32 yıldır Fransa’da beş bin nüfuslu Folschviller adında kasaba büyüklüğündeki bir köyde yaşıyorum.
Bu köyde; toplumsal yapı ve sosyal yaşam alışılmışın tersine çok farklı.
Fransa’nın Kuzeydoğusunda, Lüksemburg-Almanya-Belçika üçgenindeki bölgede şirin bir köy.
Birinci dünya savaşından önce Fransa’ya bağlı sonrasında Alman egemenliğinde. İkinci dünya savaşından sonra yeniden Fransa sınırları içerisinde kalmış bir köy. Bu nedenle, köyde yaşayan orta yaş üstü insanlar Almanca ve Fransızcayı iyi konuşuyorlar.
Bu bölge, kömür madeni rezervleri 1980 yılına kadar iyi işlediğinden dolayı Kuzey Afrika, Polonya, İtalya kökenli isçilerin yoğun yaşadığı bir köy. Bugün nüfusun yüzde 40’a yakını göçmen. Türk göçmen oranı ise yüzde 7-8 dolaylarında.
1974 yılından sonra da Türkiyeli göçmenlerin yerleştiği bir yer. Bu değişik etnik ve dinsel çeşitlilik köyümüzde ibadet yerlerinin de çeşitliliğine sebep olmuştur.
Bir Katolik bir Protestan kilisesinin yanında Kuzey Afrika kökenli göçmenlere ait bir Camii. Polonya kökenlilere ait bir Hristiyan Ortodoks kilisesi.
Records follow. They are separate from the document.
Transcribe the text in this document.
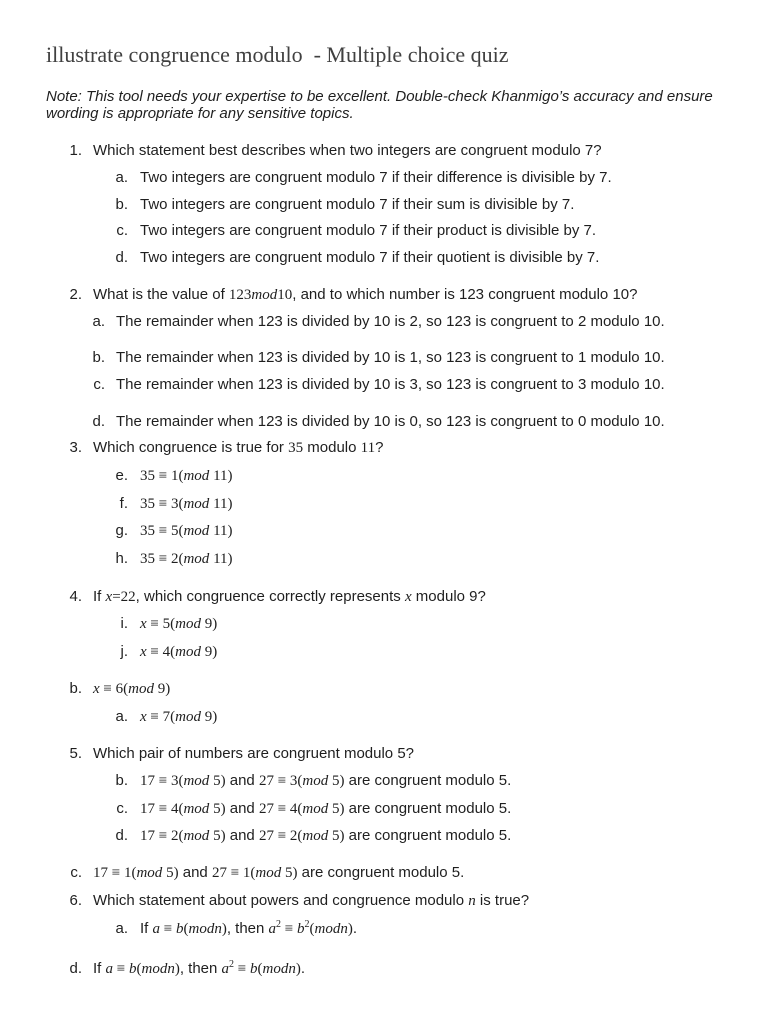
illustrate congruence modulo  - Multiple choice quiz
Note: This tool needs your expertise to be excellent. Double-check Khanmigo’s accuracy and ensure wording is appropriate for any sensitive topics.
1. Which statement best describes when two integers are congruent modulo 7?
a. Two integers are congruent modulo 7 if their difference is divisible by 7.
b. Two integers are congruent modulo 7 if their sum is divisible by 7.
c. Two integers are congruent modulo 7 if their product is divisible by 7.
d. Two integers are congruent modulo 7 if their quotient is divisible by 7.
2. What is the value of 123mod10, and to which number is 123 congruent modulo 10?
a. The remainder when 123 is divided by 10 is 2, so 123 is congruent to 2 modulo 10.
b. The remainder when 123 is divided by 10 is 1, so 123 is congruent to 1 modulo 10.
c. The remainder when 123 is divided by 10 is 3, so 123 is congruent to 3 modulo 10.
d. The remainder when 123 is divided by 10 is 0, so 123 is congruent to 0 modulo 10.
3. Which congruence is true for 35 modulo 11?
e. 35 ≡ 1(mod 11)
f. 35 ≡ 3(mod 11)
g. 35 ≡ 5(mod 11)
h. 35 ≡ 2(mod 11)
4. If x=22, which congruence correctly represents x modulo 9?
i. x ≡ 5(mod 9)
j. x ≡ 4(mod 9)
b. x ≡ 6(mod 9)
a. x ≡ 7(mod 9)
5. Which pair of numbers are congruent modulo 5?
b. 17 ≡ 3(mod 5) and 27 ≡ 3(mod 5) are congruent modulo 5.
c. 17 ≡ 4(mod 5) and 27 ≡ 4(mod 5) are congruent modulo 5.
d. 17 ≡ 2(mod 5) and 27 ≡ 2(mod 5) are congruent modulo 5.
c. 17 ≡ 1(mod 5) and 27 ≡ 1(mod 5) are congruent modulo 5.
6. Which statement about powers and congruence modulo n is true?
a. If a ≡ b(modn), then $a^2$ ≡ $b^2(modn)$.
d. If a ≡ b(modn), then $a^2$ ≡ b(modn).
Diğer etnik kökenliler; yani Türkiyeli göçmen isçiler ise bir Camii, Alevi kökenli isçiler ise Alevi Kültür Merkezinde ibadetlerini ifa ediyorlar.
İnsanlar bu dinsel faaliyetlerini yürütürken Fransız kanunlarına göre dernek statüsünde çalışıyorlar. Fransa’da laiklik gerçek anlamda işlediği için tüm etnik ve dinsel kimlikteki insanların laikliğe uymak zorunluluğu vardır ve de uyuyorlar.
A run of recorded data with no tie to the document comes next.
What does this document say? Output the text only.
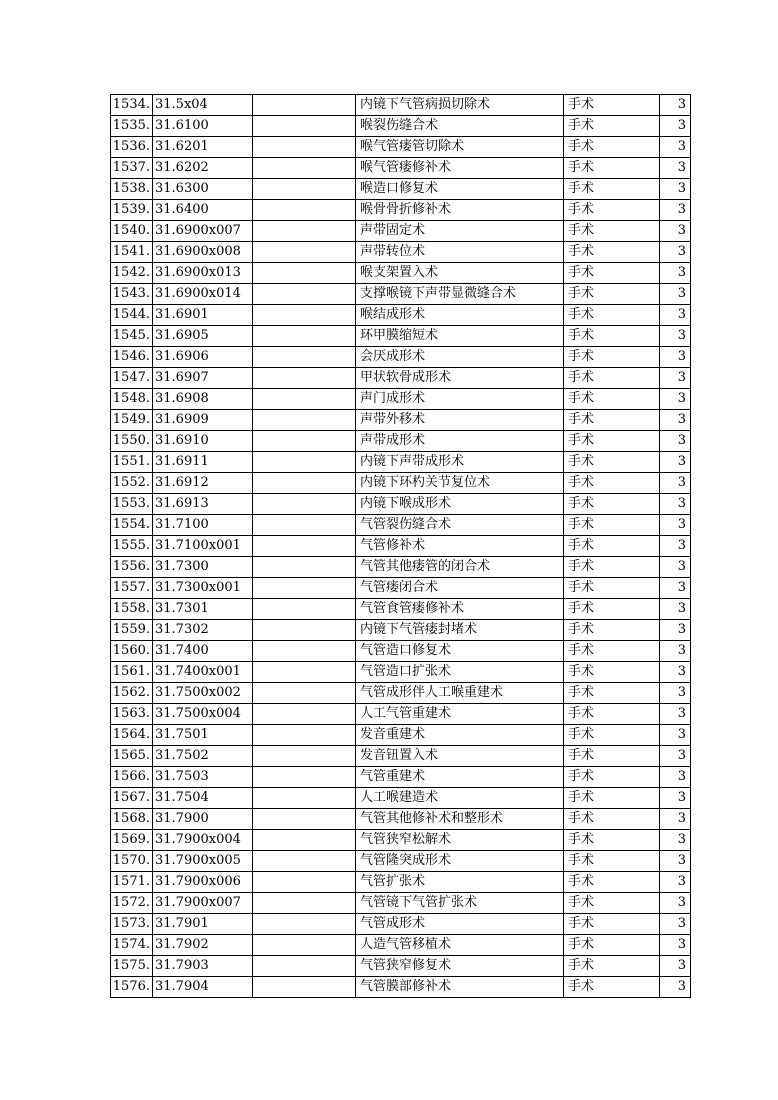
1534.	31.5x04		内镜下气管病损切除术	手术	3
1535.	31.6100		喉裂伤缝合术	手术	3
1536.	31.6201		喉气管瘘管切除术	手术	3
1537.	31.6202		喉气管瘘修补术	手术	3
1538.	31.6300		喉造口修复术	手术	3
1539.	31.6400		喉骨骨折修补术	手术	3
1540.	31.6900x007		声带固定术	手术	3
1541.	31.6900x008		声带转位术	手术	3
1542.	31.6900x013		喉支架置入术	手术	3
1543.	31.6900x014		支撑喉镜下声带显微缝合术	手术	3
1544.	31.6901		喉结成形术	手术	3
1545.	31.6905		环甲膜缩短术	手术	3
1546.	31.6906		会厌成形术	手术	3
1547.	31.6907		甲状软骨成形术	手术	3
1548.	31.6908		声门成形术	手术	3
1549.	31.6909		声带外移术	手术	3
1550.	31.6910		声带成形术	手术	3
1551.	31.6911		内镜下声带成形术	手术	3
1552.	31.6912		内镜下环杓关节复位术	手术	3
1553.	31.6913		内镜下喉成形术	手术	3
1554.	31.7100		气管裂伤缝合术	手术	3
1555.	31.7100x001		气管修补术	手术	3
1556.	31.7300		气管其他瘘管的闭合术	手术	3
1557.	31.7300x001		气管瘘闭合术	手术	3
1558.	31.7301		气管食管瘘修补术	手术	3
1559.	31.7302		内镜下气管瘘封堵术	手术	3
1560.	31.7400		气管造口修复术	手术	3
1561.	31.7400x001		气管造口扩张术	手术	3
1562.	31.7500x002		气管成形伴人工喉重建术	手术	3
1563.	31.7500x004		人工气管重建术	手术	3
1564.	31.7501		发音重建术	手术	3
1565.	31.7502		发音钮置入术	手术	3
1566.	31.7503		气管重建术	手术	3
1567.	31.7504		人工喉建造术	手术	3
1568.	31.7900		气管其他修补术和整形术	手术	3
1569.	31.7900x004		气管狭窄松解术	手术	3
1570.	31.7900x005		气管隆突成形术	手术	3
1571.	31.7900x006		气管扩张术	手术	3
1572.	31.7900x007		气管镜下气管扩张术	手术	3
1573.	31.7901		气管成形术	手术	3
1574.	31.7902		人造气管移植术	手术	3
1575.	31.7903		气管狭窄修复术	手术	3
1576.	31.7904		气管膜部修补术	手术	3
Devlet kimsenin inancına karışmaz ve faaliyetleri de laiklik çerçevesinde olduğu müddetçe müdahale etmez hatta yerel yönetimler yardımcı dahi olurlar.
Beş bin nüfuslu bir köy olmasına rağmen bu kadar dinsel ve etnik çeşitlilik Demokrasinin bize sunduğu ayrıcalık olsa gerek.
Uzun yıllardır, doğduğum ülkemde de böyle bir yönetimi ve yaşamı arzu etmişimdir.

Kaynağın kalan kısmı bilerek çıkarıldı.